Bu da benim sahip olduğum ilk bilgisayar. Amstrad CPC464… Yaş takribi 10-11… Anadolu Liselerine hazırlık seti gibi bir kaset setim vardı, yaşı oradan hareketle söylüyorum. Yeşil ekranlı monitörü vardı. Yanında verilen kullanım kılavuzunda Basic program örnekleri vardı. Oturur 140 satır falan yazardım. Tabi şimdiki gibi değil; kitaptan bakıyorum, ekrana yazıyorum. Sonra da RUN yazıp çalıştırdım mıydı… Ne yaptığımı anlamasam bile şu anda aldığım kadar zevk alıyordum program yazmaktan. Ekranda bi takım çizgiler, daireler falan çıkıyodu. Düşünerek yazdığım ilk program ise sonsuza kadar saymaya yarıyordu. İlgili komutları Önder’den öğrenmiştim. Aradan zaman geçti unuttum. Sonra mantığı kurup tekrar yapabilmiştim.
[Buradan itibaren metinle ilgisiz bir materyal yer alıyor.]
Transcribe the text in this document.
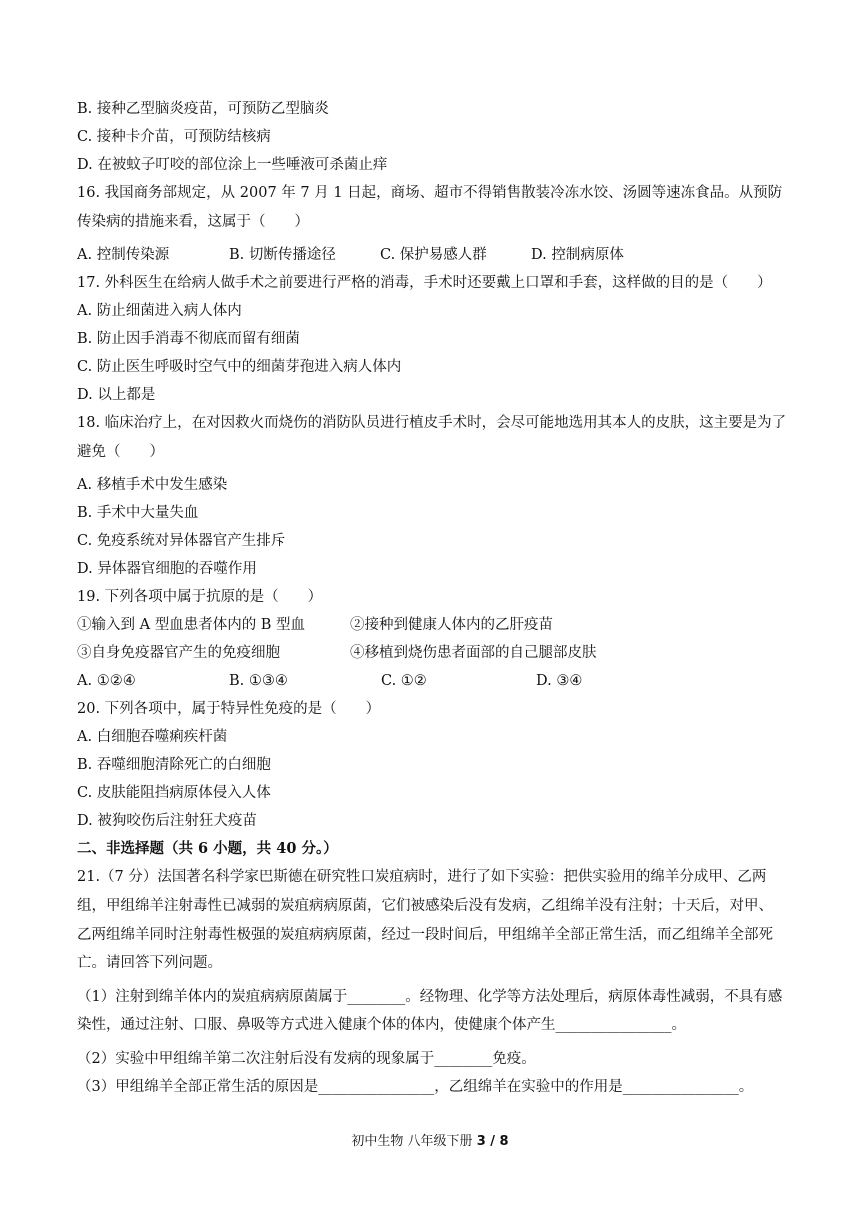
B. 接种乙型脑炎疫苗，可预防乙型脑炎
C. 接种卡介苗，可预防结核病
D. 在被蚊子叮咬的部位涂上一些唾液可杀菌止痒
16. 我国商务部规定，从 2007 年 7 月 1 日起，商场、超市不得销售散装冷冻水饺、汤圆等速冻食品。从预防传染病的措施来看，这属于（　　）
A. 控制传染源	B. 切断传播途径	C. 保护易感人群	D. 控制病原体
17. 外科医生在给病人做手术之前要进行严格的消毒，手术时还要戴上口罩和手套，这样做的目的是（　　）
A. 防止细菌进入病人体内
B. 防止因手消毒不彻底而留有细菌
C. 防止医生呼吸时空气中的细菌芽孢进入病人体内
D. 以上都是
18. 临床治疗上，在对因救火而烧伤的消防队员进行植皮手术时，会尽可能地选用其本人的皮肤，这主要是为了避免（　　）
A. 移植手术中发生感染
B. 手术中大量失血
C. 免疫系统对异体器官产生排斥
D. 异体器官细胞的吞噬作用
19. 下列各项中属于抗原的是（　　）
①输入到 A 型血患者体内的 B 型血	②接种到健康人体内的乙肝疫苗
③自身免疫器官产生的免疫细胞	④移植到烧伤患者面部的自己腿部皮肤
A. ①②④	B. ①③④	C. ①②	D. ③④
20. 下列各项中，属于特异性免疫的是（　　）
A. 白细胞吞噬痢疾杆菌
B. 吞噬细胞清除死亡的白细胞
C. 皮肤能阻挡病原体侵入人体
D. 被狗咬伤后注射狂犬疫苗
二、非选择题（共 6 小题，共 40 分。）
21.（7 分）法国著名科学家巴斯德在研究牲口炭疽病时，进行了如下实验：把供实验用的绵羊分成甲、乙两组，甲组绵羊注射毒性已减弱的炭疽病病原菌，它们被感染后没有发病，乙组绵羊没有注射；十天后，对甲、乙两组绵羊同时注射毒性极强的炭疽病病原菌，经过一段时间后，甲组绵羊全部正常生活，而乙组绵羊全部死亡。请回答下列问题。
（1）注射到绵羊体内的炭疽病病原菌属于________。经物理、化学等方法处理后，病原体毒性减弱，不具有感染性，通过注射、口服、鼻吸等方式进入健康个体的体内，使健康个体产生________________。
（2）实验中甲组绵羊第二次注射后没有发病的现象属于________免疫。
（3）甲组绵羊全部正常生活的原因是________________，乙组绵羊在实验中的作用是________________。
初中生物 八年级下册 3 / 8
Orta 2’ye giderken yine Önder’in yukardaki Atari’siyle takılıyorduk. O bilgisayarı almasının amacı o zamanlar pek bulunmayan MIDI özelliklerine sahip olmasıydı. Gece geç vakitlere kadar Önder’in eve gelmesini bekliyordum. O gelince Twelve isimli programla kanal kaydı yapıyorduk. Bir de Korg M1 klavyesi vardı sanırım o zamanlar. Gelişmiş MIDI özelliği sayesinde Prince of Persia oyununu o zamanlar kimseye nasip olmayan müzikler ve seslerle oynuyordum.
Amiga 500’le oyun oynama şansını da üst komşumuz Burak sayesinde yakaladım. Para biriktirip o zamanlar atari salonlarında oynadığım Final Fight (Guy, Cody, Haggar) oyununun disketini almıştım. Atari salonundaki gibi değildi tabi, çok bozulup disketi Burak’a hediye etmiştim. Bir de Burak’la paso Need For Speed oynuyorduk sanırım. Aha! Oynadığım ilk çok kullanıcılı oyun… Ekran ikiye bölünürdü ve yarışırdık. Tırların altından geçince “Yeeeehaaa” diye bağırıyodu şoför. O sesi halen duyabiliyorum. Fekat bi yukardaki Atari mi yoksa bu mu hayatıma daha önce girdi çıkaramadım valla.
Sonra da Yenal’ın Amiga 1200’ü… Bunda da Realms diye bi oyun oynuyoduk. Müzikleri çok süperdi, çok etkileniyoduk:)
Aradan uzun yıllar geçtikten sonra da Pc’dir Laptop’tur devam ediyoruz işte.